Bergeron wouldn't talk on camera on Monday, but Sunday, he told NECN that the bounce house was not anchored to the ground because he had no intentions of letting anyone inside.
"It wasn't set up, it wasn't set to go, we had a couple of hay bails in front of it to block it," Bergeron said.
Bergeron also sent us a photo of a posted sign warning families to stay out of the bounce house unless an attendant is on duty.
"It's really unfortunate that the whole thing happened," Bergeron said Sunday. "I wish that the kids are OK."
Bounce houses are regulated by the New Hampshire Tramway and Amusement Ride Safety Bureau. Bureau Chief Briggs Lockwood tells NECN that if the device had been open to the public, it would have needed to be registered and inspected.
Lockwood says that because it wasn't intended for public use, the bureau cleared the operator of any wrongdoing.
Local officials say they will make their own decisions about who, if anyone, is at fault.
"We're doing a thorough investigation as we would do with any kind of amusement or industrial type accident," said Nashua Assistant Fire Chief Steven Galipeau.

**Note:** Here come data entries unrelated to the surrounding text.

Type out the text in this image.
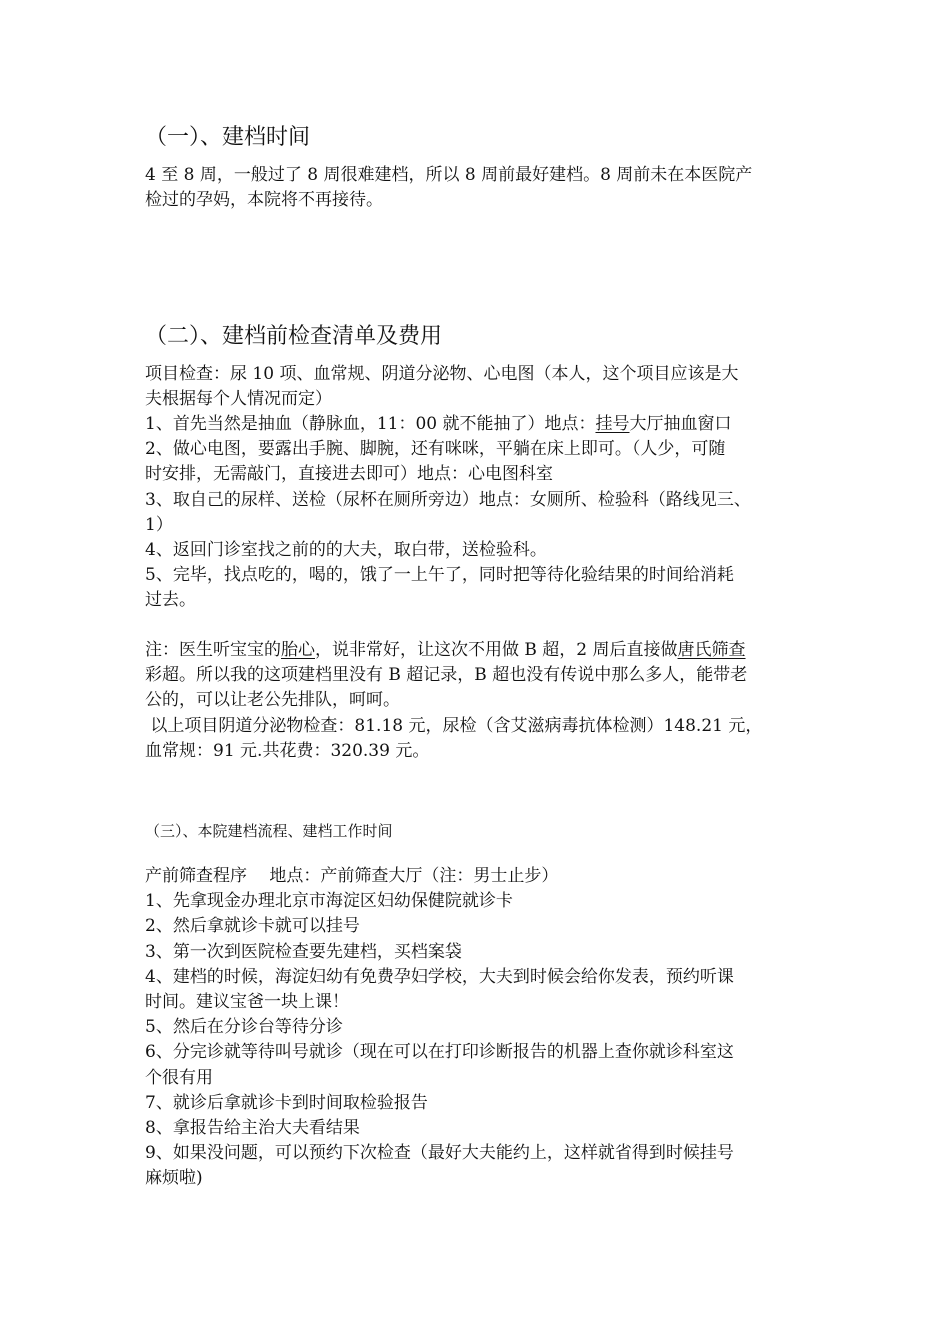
（一）、建档时间

4 至 8 周，一般过了 8 周很难建档，所以 8 周前最好建档。8 周前未在本医院产

检过的孕妈，本院将不再接待。

（二）、建档前检查清单及费用

项目检查：尿 10 项、血常规、阴道分泌物、心电图（本人，这个项目应该是大

夫根据每个人情况而定）

1、首先当然是抽血（静脉血，11：00 就不能抽了）地点：挂号大厅抽血窗口

2、做心电图，要露出手腕、脚腕，还有咪咪，平躺在床上即可。（人少，可随

时安排，无需敲门，直接进去即可）地点：心电图科室

3、取自己的尿样、送检（尿杯在厕所旁边）地点：女厕所、检验科（路线见三、

1）

4、返回门诊室找之前的的大夫，取白带，送检验科。

5、完毕，找点吃的，喝的，饿了一上午了，同时把等待化验结果的时间给消耗

过去。

注：医生听宝宝的胎心，说非常好，让这次不用做 B 超，2 周后直接做唐氏筛查

彩超。所以我的这项建档里没有 B 超记录，B 超也没有传说中那么多人，能带老

公的，可以让老公先排队，呵呵。

以上项目阴道分泌物检查：81.18 元，尿检（含艾滋病毒抗体检测）148.21 元，

血常规：91 元.共花费：320.39 元。

（三）、本院建档流程、建档工作时间

产前筛查程序　 地点：产前筛查大厅（注：男士止步）

1、先拿现金办理北京市海淀区妇幼保健院就诊卡

2、然后拿就诊卡就可以挂号

3、第一次到医院检查要先建档，买档案袋

4、建档的时候，海淀妇幼有免费孕妇学校，大夫到时候会给你发表，预约听课

时间。建议宝爸一块上课！

5、然后在分诊台等待分诊

6、分完诊就等待叫号就诊（现在可以在打印诊断报告的机器上查你就诊科室这

个很有用

7、就诊后拿就诊卡到时间取检验报告

8、拿报告给主治大夫看结果

9、如果没问题，可以预约下次检查（最好大夫能约上，这样就省得到时候挂号

麻烦啦)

Galipeau says it's still far too early to determine if there will be any charges filed in this case.
The owner of Sullivan Farm, Kathy Williams, wouldn't answer any questions on Monday, but passed along her thoughts and prayers to the families involved.
Bergeron says if the carnival goes on as planned next weekend, he plans to hold a fundraiser to help the little boys on their road to recovery.